Bibliotecas abrigam personagens ficcionias. | Fonte da imagem: biblioactivaler.blogspot.com.br.


    Concepções materializadas

    Amparada nos pensamentos abordados nos parágrafos acima, Amanda Leal de Oliveira acompanhou práticas que consideram os aspectos por ela defendidos: “Procurei identificar experiências em que o foco fosse a formação de leitores, a apropriação da leitura, mas que os próprios projetos tivessem se modificado durante esse processo”, justifica. No Centro Educacional e Cultural Kaffehuset Friele (Poços de Caldas), Amanda ficou por sete anos. O lugar foi planejado para ser agradável, entretanto permanecia vazio. Os habitantes da zona rural não o viam como uma fonte de momentos prazerosos; associavam o ambiente a situações de humilhação e a uma hierarquia entre cidade e roça, escala na qual a cultura urbana teria mais valor. “Uma biblioteca na fazenda acabou sendo reconhecida pelos moradores como mais uma instância de imposição”, relembra a estudiosa.

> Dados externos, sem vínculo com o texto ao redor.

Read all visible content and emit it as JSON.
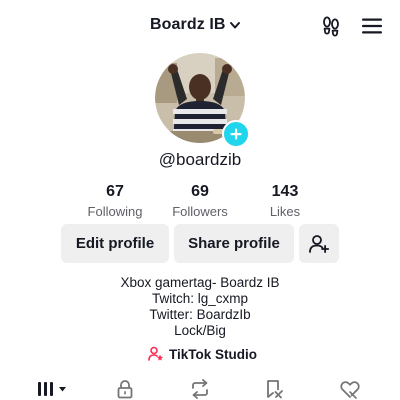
{
  "header": {
    "account_name": "Boardz IB",
    "icons": [
      "chevron-down-icon",
      "footprints-icon",
      "menu-icon"
    ]
  },
  "profile": {
    "handle": "@boardzib",
    "accent_color": "#20d5ec"
  },
  "stats": [
    {
      "value": "67",
      "label": "Following"
    },
    {
      "value": "69",
      "label": "Followers"
    },
    {
      "value": "143",
      "label": "Likes"
    }
  ],
  "actions": {
    "edit_label": "Edit profile",
    "share_label": "Share profile"
  },
  "bio": {
    "lines": [
      "Xbox gamertag- Boardz IB",
      "Twitch: lg_cxmp",
      "Twitter: BoardzIb",
      "Lock/Big"
    ]
  },
  "studio": {
    "label": "TikTok Studio",
    "icon_color": "#fe2c55"
  },
  "tabs": [
    "videos-grid-icon",
    "lock-icon",
    "repost-icon",
    "favorites-icon",
    "liked-heart-icon"
  ]
}
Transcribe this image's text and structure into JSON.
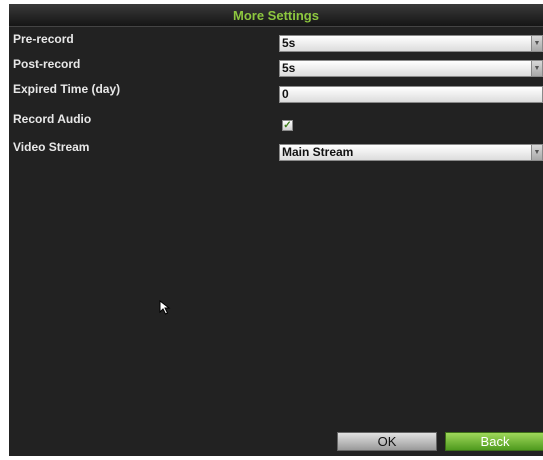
{
  "dialog": {
    "title": "More Settings"
  },
  "fields": {
    "prerecord": {
      "label": "Pre-record",
      "value": "5s"
    },
    "postrecord": {
      "label": "Post-record",
      "value": "5s"
    },
    "expired": {
      "label": "Expired Time (day)",
      "value": "0"
    },
    "audio": {
      "label": "Record Audio",
      "checked": true
    },
    "stream": {
      "label": "Video Stream",
      "value": "Main Stream"
    }
  },
  "buttons": {
    "ok": "OK",
    "back": "Back"
  },
  "colors": {
    "title": "#8dc73f",
    "back_button": "#5fae2a",
    "panel_background": "#222222"
  },
  "icons": {
    "dropdown": "triangle-down",
    "checkbox_mark": "check-mark",
    "cursor": "mouse-pointer"
  }
}
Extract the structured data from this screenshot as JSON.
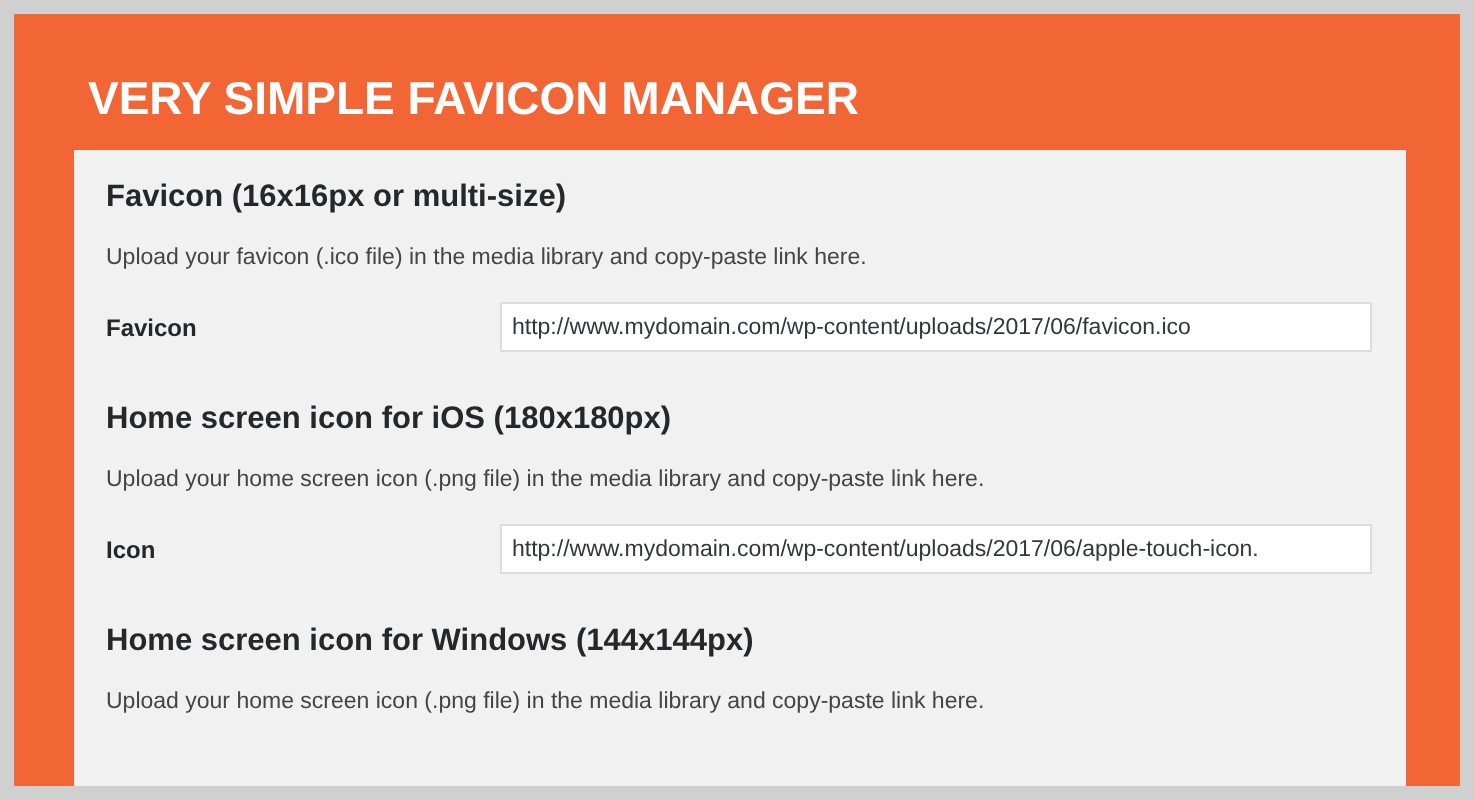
{
  "title": "VERY SIMPLE FAVICON MANAGER",
  "sections": [
    {
      "heading": "Favicon (16x16px or multi-size)",
      "description": "Upload your favicon (.ico file) in the media library and copy-paste link here.",
      "field": {
        "label": "Favicon",
        "value": "http://www.mydomain.com/wp-content/uploads/2017/06/favicon.ico"
      }
    },
    {
      "heading": "Home screen icon for iOS (180x180px)",
      "description": "Upload your home screen icon (.png file) in the media library and copy-paste link here.",
      "field": {
        "label": "Icon",
        "value": "http://www.mydomain.com/wp-content/uploads/2017/06/apple-touch-icon."
      }
    },
    {
      "heading": "Home screen icon for Windows (144x144px)",
      "description": "Upload your home screen icon (.png file) in the media library and copy-paste link here."
    }
  ]
}
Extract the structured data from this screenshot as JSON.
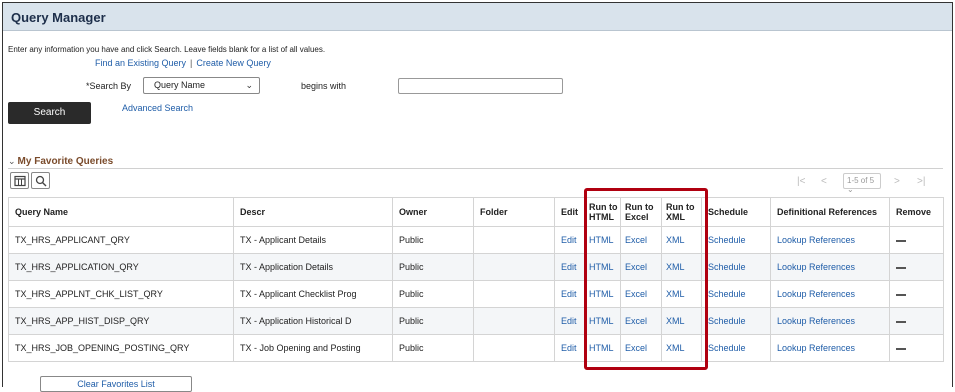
{
  "title": "Query Manager",
  "instructions": "Enter any information you have and click Search. Leave fields blank for a list of all values.",
  "links": {
    "find_existing": "Find an Existing Query",
    "separator": "|",
    "create_new": "Create New Query"
  },
  "search": {
    "search_by_label": "*Search By",
    "search_by_value": "Query Name",
    "begins_with_label": "begins with",
    "begins_with_value": "",
    "search_button": "Search",
    "advanced_search": "Advanced Search"
  },
  "favorites": {
    "header": "My Favorite Queries",
    "pager": {
      "first": "|<",
      "prev": "<",
      "range": "1-5 of 5",
      "next": ">",
      "last": ">|"
    },
    "columns": {
      "query_name": "Query Name",
      "descr": "Descr",
      "owner": "Owner",
      "folder": "Folder",
      "edit": "Edit",
      "run_html": "Run to HTML",
      "run_excel": "Run to Excel",
      "run_xml": "Run to XML",
      "schedule": "Schedule",
      "def_refs": "Definitional References",
      "remove": "Remove"
    },
    "rows": [
      {
        "query_name": "TX_HRS_APPLICANT_QRY",
        "descr": "TX - Applicant Details",
        "owner": "Public",
        "folder": "",
        "edit": "Edit",
        "html": "HTML",
        "excel": "Excel",
        "xml": "XML",
        "schedule": "Schedule",
        "refs": "Lookup References"
      },
      {
        "query_name": "TX_HRS_APPLICATION_QRY",
        "descr": "TX - Application Details",
        "owner": "Public",
        "folder": "",
        "edit": "Edit",
        "html": "HTML",
        "excel": "Excel",
        "xml": "XML",
        "schedule": "Schedule",
        "refs": "Lookup References"
      },
      {
        "query_name": "TX_HRS_APPLNT_CHK_LIST_QRY",
        "descr": "TX - Applicant Checklist Prog",
        "owner": "Public",
        "folder": "",
        "edit": "Edit",
        "html": "HTML",
        "excel": "Excel",
        "xml": "XML",
        "schedule": "Schedule",
        "refs": "Lookup References"
      },
      {
        "query_name": "TX_HRS_APP_HIST_DISP_QRY",
        "descr": "TX - Application Historical D",
        "owner": "Public",
        "folder": "",
        "edit": "Edit",
        "html": "HTML",
        "excel": "Excel",
        "xml": "XML",
        "schedule": "Schedule",
        "refs": "Lookup References"
      },
      {
        "query_name": "TX_HRS_JOB_OPENING_POSTING_QRY",
        "descr": "TX - Job Opening and Posting",
        "owner": "Public",
        "folder": "",
        "edit": "Edit",
        "html": "HTML",
        "excel": "Excel",
        "xml": "XML",
        "schedule": "Schedule",
        "refs": "Lookup References"
      }
    ],
    "clear_button": "Clear Favorites List"
  },
  "colors": {
    "title_bar": "#d9e3ec",
    "link": "#1f5da8",
    "highlight": "#b00010",
    "section_header": "#7a4b2b"
  }
}
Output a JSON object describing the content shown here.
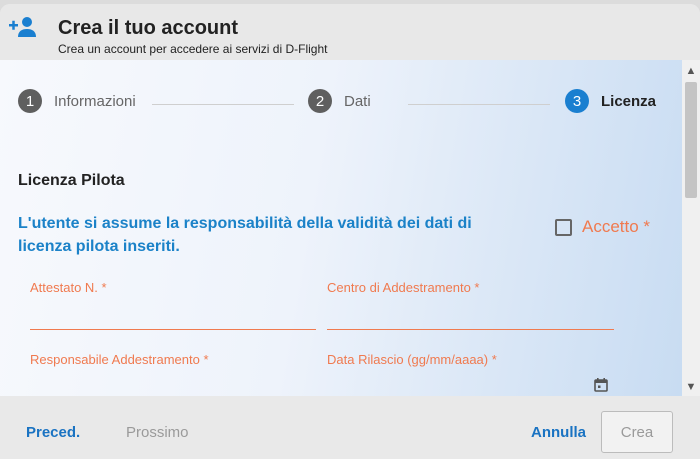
{
  "header": {
    "title": "Crea il tuo account",
    "subtitle": "Crea un account per accedere ai servizi di D-Flight",
    "icon": "add-user-icon"
  },
  "stepper": {
    "steps": [
      {
        "number": "1",
        "label": "Informazioni",
        "active": false
      },
      {
        "number": "2",
        "label": "Dati",
        "active": false
      },
      {
        "number": "3",
        "label": "Licenza",
        "active": true
      }
    ]
  },
  "section": {
    "title": "Licenza Pilota",
    "disclaimer": "L'utente si assume la responsabilità della validità dei dati di licenza pilota inseriti.",
    "accept_label": "Accetto *"
  },
  "fields": {
    "attestato": {
      "label": "Attestato N. *",
      "value": ""
    },
    "centro": {
      "label": "Centro di Addestramento *",
      "value": ""
    },
    "responsabile": {
      "label": "Responsabile Addestramento *",
      "value": ""
    },
    "data_rilascio": {
      "label": "Data Rilascio (gg/mm/aaaa) *",
      "value": ""
    }
  },
  "footer": {
    "prev_label": "Preced.",
    "next_label": "Prossimo",
    "cancel_label": "Annulla",
    "create_label": "Crea"
  },
  "colors": {
    "accent": "#1a7fd0",
    "required": "#f07a4f",
    "disclaimer": "#1b82c8"
  }
}
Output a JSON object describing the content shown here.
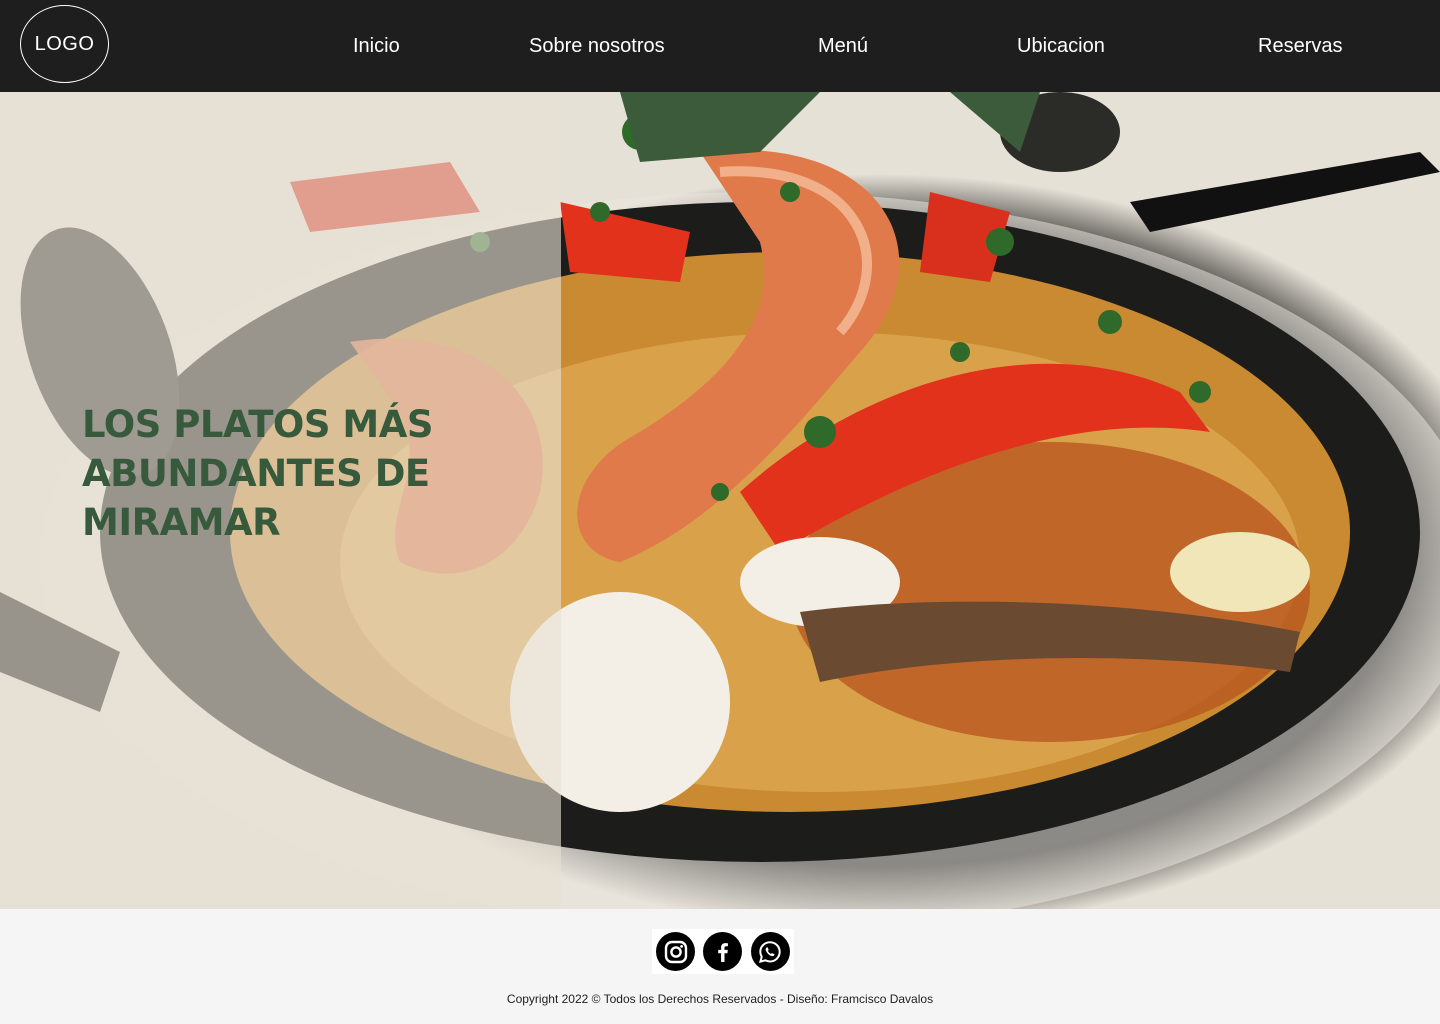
{
  "header": {
    "logo": "LOGO",
    "nav": [
      {
        "label": "Inicio"
      },
      {
        "label": "Sobre nosotros"
      },
      {
        "label": "Menú"
      },
      {
        "label": "Ubicacion"
      },
      {
        "label": "Reservas"
      }
    ]
  },
  "hero": {
    "headline": "LOS PLATOS MÁS ABUNDANTES DE MIRAMAR",
    "image_icon": "paella-dish-photo"
  },
  "footer": {
    "social": [
      {
        "icon": "instagram-icon"
      },
      {
        "icon": "facebook-icon"
      },
      {
        "icon": "whatsapp-icon"
      }
    ],
    "copyright": "Copyright 2022 © Todos los Derechos Reservados - Diseño: Framcisco Davalos"
  },
  "colors": {
    "nav_bg": "#1e1e1e",
    "headline": "#375a3c",
    "footer_bg": "#f5f5f5"
  }
}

    A partir dessa rejeição, o Centro Cultural reviu a sua estruturação e apostou em mudanças que o conectasse com a realidade local. Abertura do espaço durante o período noturno e atenção para expressões da oralidade foram pontos adotados. Rodas de prosas foram introduzidas. Já em Paraisópolis, onde a pesquisadora passou dois anos, a Estação do Conhecimento é de responsabilidade do Instituto Israelita Albert Einstein. Desde que foi fundada, existe um questionamento acerca do papel por ela exercido na comunidade. Como chegar até a população? Com a assistência de professores do Colabori (Colaboratório de Infoeducação da ECA/USP), a biblioteca considerou o contexto no qual está adicionada. “Não houve um projeto pronto, definido e, sim, uma construção coletiva a partir da experiência com aqueles leitores”, conta Amanda. Os dois casos tupiniquins demonstram que “o incentivo da leitura não estava encerrado nele mesmo”.

    Engana-se, pois, quem acredita que a “negociação cultural” e as suas ramificações são discutidas só no país verde e amarelo. Em território francês, a estudiosa teve uma estada de um ano. Lá conviveu em uma biblioteca pública, Louise Michel, na periferia parisiense. Receptora de inúmeros imigrantes e cidadãos sem recursos financeiros, a área nutria a inquietação de formar novos leitores. Na busca por sempre reexaminar a sua organização, o ambiente aplicou um programa musical diversificado, exercícios de registro de letras de canções, incorporando outras linguagens além do ler. A feitura de carteirinhas, medida que pode parecer banal, foi outra implementação bem-sucedida.


Leitura: uma porta para descobertas. | Fonte da imagem: bibliotecaearte.blogspot.com.


    Compor diálogos com diferentes indivíduos, os quais carregam mil e um relatos, em uma composição coletiva em prol da apropriação por todos da cultura escrita. Reconhecer o saber no outro, promover trocas e procurar por relações mais profundas com os sujeitos, os livros e as conjunturas. “Estamos construindo um novo lugar na leitura e na escrita, reconstruindo um protagonismo cultural”, arremata a pesquisadora.